Under an April 8 order from the Santa Clara County Public Health Department, volunteers at De Anza College in Cupertino and Maker Nexus in Sunnyvale will be required to disclose the stash of face shields they’re making for distribution to area hospitals.
The order requires all individuals and entities to disclose any large inventories of personal protective equipment and ventilators, including caches of more than 100 face shields. Maker Nexus last month undertook an initiative with the Valley Medical Center Foundation to produce 3,000 face shields a week. Instructors and classified employees in De Anza’s Design and Manufacturing Technologies (DMT) Department are making the plastic headbands that hold the face shields.

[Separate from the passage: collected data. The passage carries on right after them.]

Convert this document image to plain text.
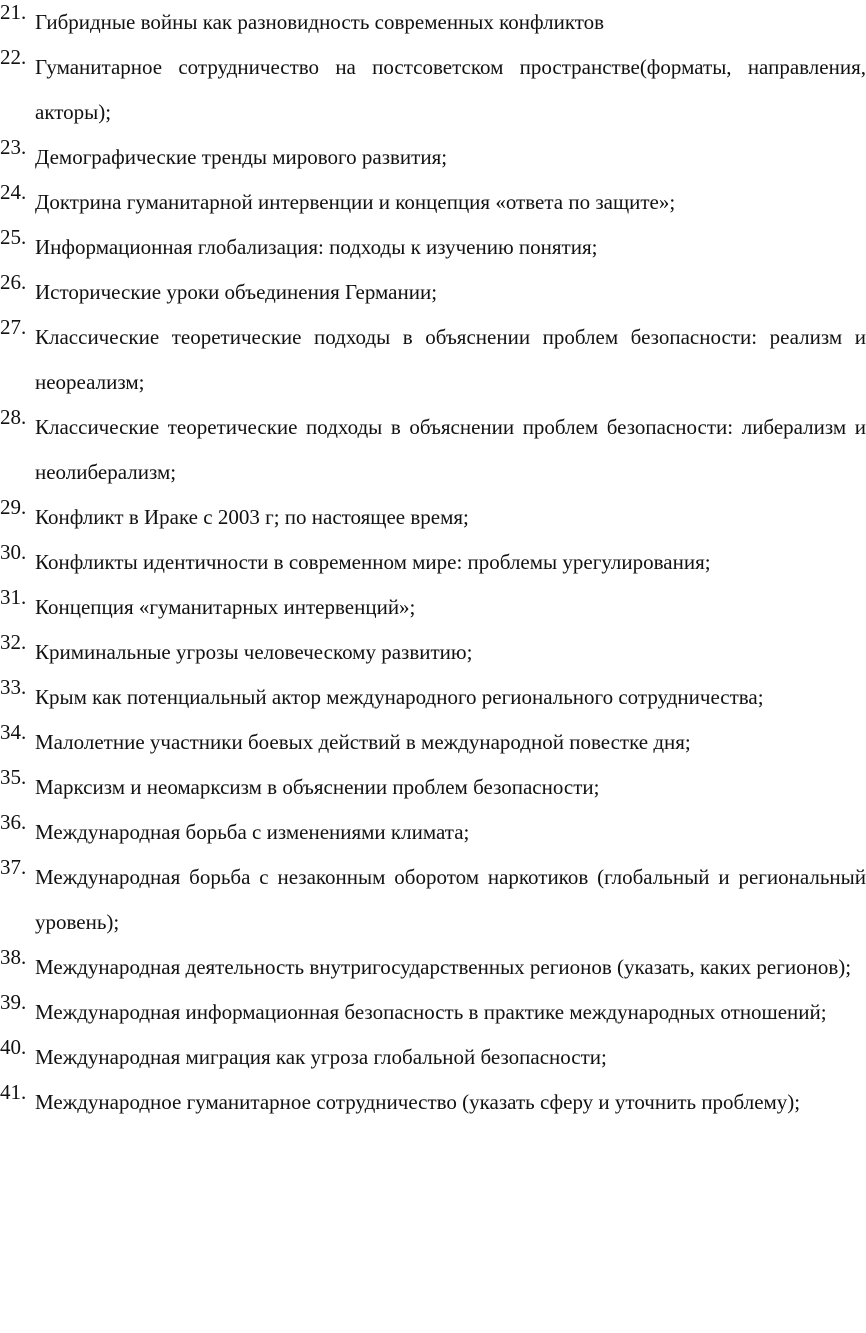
21. Гибридные войны как разновидность современных конфликтов
22. Гуманитарное сотрудничество на постсоветском пространстве(форматы, направления, акторы);
23. Демографические тренды мирового развития;
24. Доктрина гуманитарной интервенции и концепция «ответа по защите»;
25. Информационная глобализация: подходы к изучению понятия;
26. Исторические уроки объединения Германии;
27. Классические теоретические подходы в объяснении проблем безопасности: реализм и неореализм;
28. Классические теоретические подходы в объяснении проблем безопасности: либерализм и неолиберализм;
29. Конфликт в Ираке с 2003 г; по настоящее время;
30. Конфликты идентичности в современном мире: проблемы урегулирования;
31. Концепция «гуманитарных интервенций»;
32. Криминальные угрозы человеческому развитию;
33. Крым как потенциальный актор международного регионального сотрудничества;
34. Малолетние участники боевых действий в международной повестке дня;
35. Марксизм и неомарксизм в объяснении проблем безопасности;
36. Международная борьба с изменениями климата;
37. Международная борьба с незаконным оборотом наркотиков (глобальный и региональный уровень);
38. Международная деятельность внутригосударственных регионов (указать, каких регионов);
39. Международная информационная безопасность в практике международных отношений;
40. Международная миграция как угроза глобальной безопасности;
41. Международное гуманитарное сотрудничество (указать сферу и уточнить проблему);
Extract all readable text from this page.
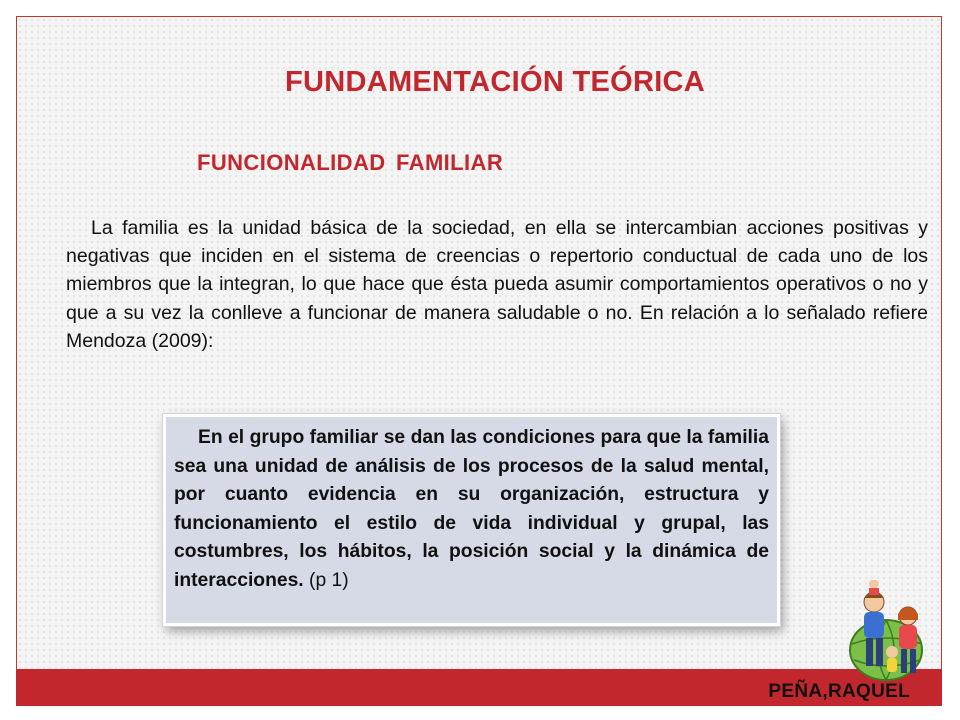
FUNDAMENTACIÓN TEÓRICA
FUNCIONALIDAD FAMILIAR

La familia es la unidad básica de la sociedad, en ella se intercambian acciones positivas y negativas que inciden en el sistema de creencias o repertorio conductual de cada uno de los miembros que la integran, lo que hace que ésta pueda asumir comportamientos operativos o no y que a su vez la conlleve a funcionar de manera saludable o no. En relación a lo señalado refiere Mendoza (2009):

En el grupo familiar se dan las condiciones para que la familia sea una unidad de análisis de los procesos de la salud mental, por cuanto evidencia en su organización, estructura y funcionamiento el estilo de vida individual y grupal, las costumbres, los hábitos, la posición social y la dinámica de interacciones. (p 1)

PEÑA,RAQUEL
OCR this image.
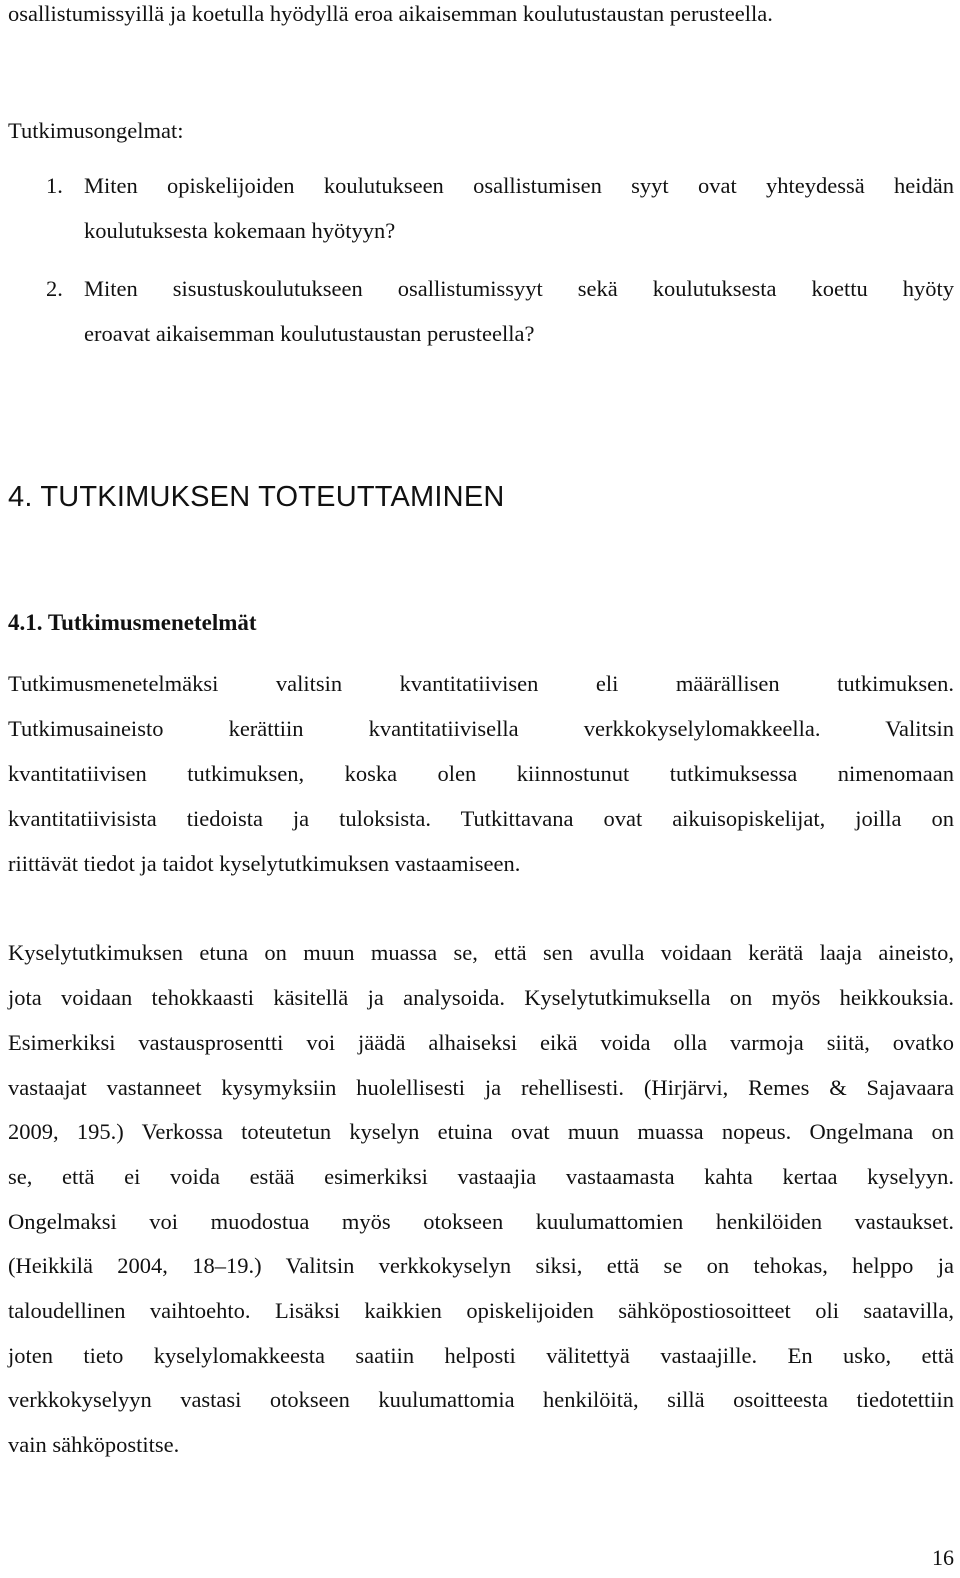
osallistumissyillä ja koetulla hyödyllä eroa aikaisemman koulutustaustan perusteella.
Tutkimusongelmat:
1. Miten opiskelijoiden koulutukseen osallistumisen syyt ovat yhteydessä heidän
koulutuksesta kokemaan hyötyyn?
2. Miten sisustuskoulutukseen osallistumissyyt sekä koulutuksesta koettu hyöty
eroavat aikaisemman koulutustaustan perusteella?
4. TUTKIMUKSEN TOTEUTTAMINEN
4.1. Tutkimusmenetelmät
Tutkimusmenetelmäksi valitsin kvantitatiivisen eli määrällisen tutkimuksen.
Tutkimusaineisto kerättiin kvantitatiivisella verkkokyselylomakkeella. Valitsin
kvantitatiivisen tutkimuksen, koska olen kiinnostunut tutkimuksessa nimenomaan
kvantitatiivisista tiedoista ja tuloksista. Tutkittavana ovat aikuisopiskelijat, joilla on
riittävät tiedot ja taidot kyselytutkimuksen vastaamiseen.
Kyselytutkimuksen etuna on muun muassa se, että sen avulla voidaan kerätä laaja aineisto,
jota voidaan tehokkaasti käsitellä ja analysoida. Kyselytutkimuksella on myös heikkouksia.
Esimerkiksi vastausprosentti voi jäädä alhaiseksi eikä voida olla varmoja siitä, ovatko
vastaajat vastanneet kysymyksiin huolellisesti ja rehellisesti. (Hirjärvi, Remes & Sajavaara
2009, 195.) Verkossa toteutetun kyselyn etuina ovat muun muassa nopeus. Ongelmana on
se, että ei voida estää esimerkiksi vastaajia vastaamasta kahta kertaa kyselyyn.
Ongelmaksi voi muodostua myös otokseen kuulumattomien henkilöiden vastaukset.
(Heikkilä 2004, 18–19.) Valitsin verkkokyselyn siksi, että se on tehokas, helppo ja
taloudellinen vaihtoehto. Lisäksi kaikkien opiskelijoiden sähköpostiosoitteet oli saatavilla,
joten tieto kyselylomakkeesta saatiin helposti välitettyä vastaajille. En usko, että
verkkokyselyyn vastasi otokseen kuulumattomia henkilöitä, sillä osoitteesta tiedotettiin
vain sähköpostitse.
16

At De Anza, DMT department chair Mike Appio and three other staffers are using equipment in the department’s Additive Manufacturing Lab—including industrial 3D-printing machines and desktop 3D printers—to produce 100 headbands a week toward the effort, according to department.
The De Anza group is among 400 volunteers involved in making the face shields, including Saratoga High School students who are members of the school’s Mechanical Science and Engineering Team. Appio says his department’s lab equipment gives his staff a leg up on production.
“Our equipment is more commercial than people have at home,” he adds. “We can fulfill more than many people who are sending them in, and we can help in other ways.”
One of those ways is to work on a method for making the masks that employs plastic injection molding, which Appio says is faster than 3D printing.
Appio says some of his students who are members of Maker Nexus told him about the nonprofit’s efforts before De Anza cancelled classes March 16 due to coronavirus concerns. While he acknowledges that the project would be a good learning experience, Appio is hesitant to bring students into the lab while social distancing is in effect.
“Right now, we can keep up with demand and keep safe,” he says.
Appio says he and other members of the DMT department—including instructors Corey Dunsky and Brandon Boulden and lab coordinator Max Gilleland—are observing health and safety protocols while operating machines in the lab. They’re practicing social distancing, wearing appropriate protective equipment and regularly sterilizing all equipment and surfaces during the project.
The department chair says he hopes momentum for projects like the face shield initiative continues to build as the pandemic runs its course. Appio would also like to see Maker Nexus get its due in the form of donations for the project, as face shields cost $5 each to make.
“There are all these Makers creating great things,” he says. “Hopefully, we can keep donations coming in.”